Gold Nanoparticle Loaded Hybrid Nanofibers for Cardiogenic Differentiation of Stem Cells for Infarcted Myocardium Regeneration

Heart disease is the leading cause of mortality in many industrialized nations and is often related to irregularities in electrical function that can radically damage cardiac functioning. The aim of this study is to develop a novel therapeutic hybrid scaffold that can couple electrical, mechanical, and biological properties, desirable for cardiac tissue regeneration. BSA/PVA scaffolds are fabricated in the ratio 2:1 and gold nanoparticles (AuNPs) embedded scaffolds in the ratios BSA/PVA/Au of 2:1:0.1 (lower concentration) and BSA/PVA/Au of 2:1:0.4 (higher concentration) by electrospinning.
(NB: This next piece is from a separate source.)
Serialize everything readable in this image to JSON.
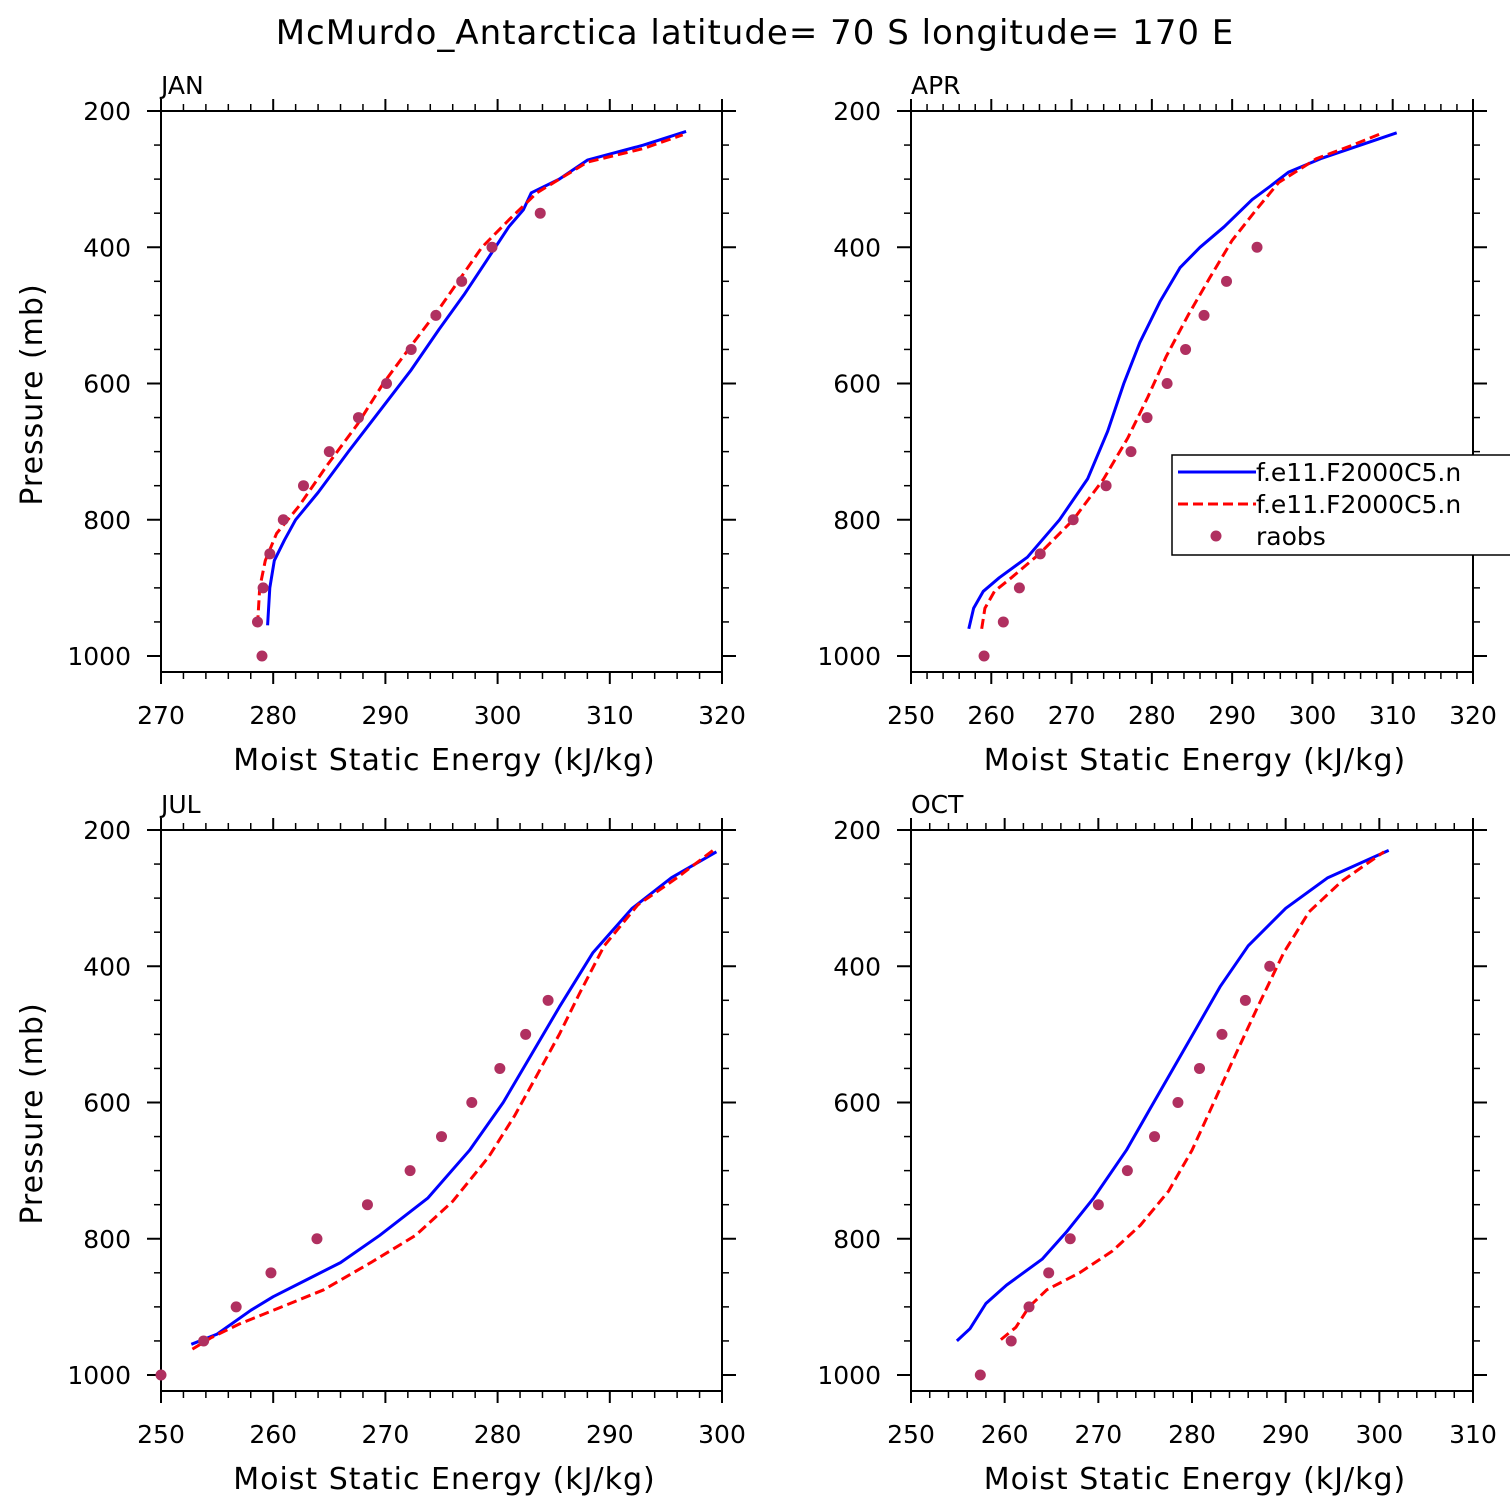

The scaffolds are characterized by scanning electron microscopy (SEM), transmission electron microscopy (TEM), contact angle, Fourier transform infrared (FTIR) spectroscopy, and tensile testing to analyze the fiber morphology, AuNP distribution, hydrophilicity, surface functional groups, and mechanical properties of the scaffolds, respectively. Results show that ex vivo pretreatment of MSCs using 5-aza and AuNPs loaded conductive nanofibrous construct could lead to enhanced cardiomyogenic differentiation and result in superior biological and functional effects on infarcted myocardium regeneration.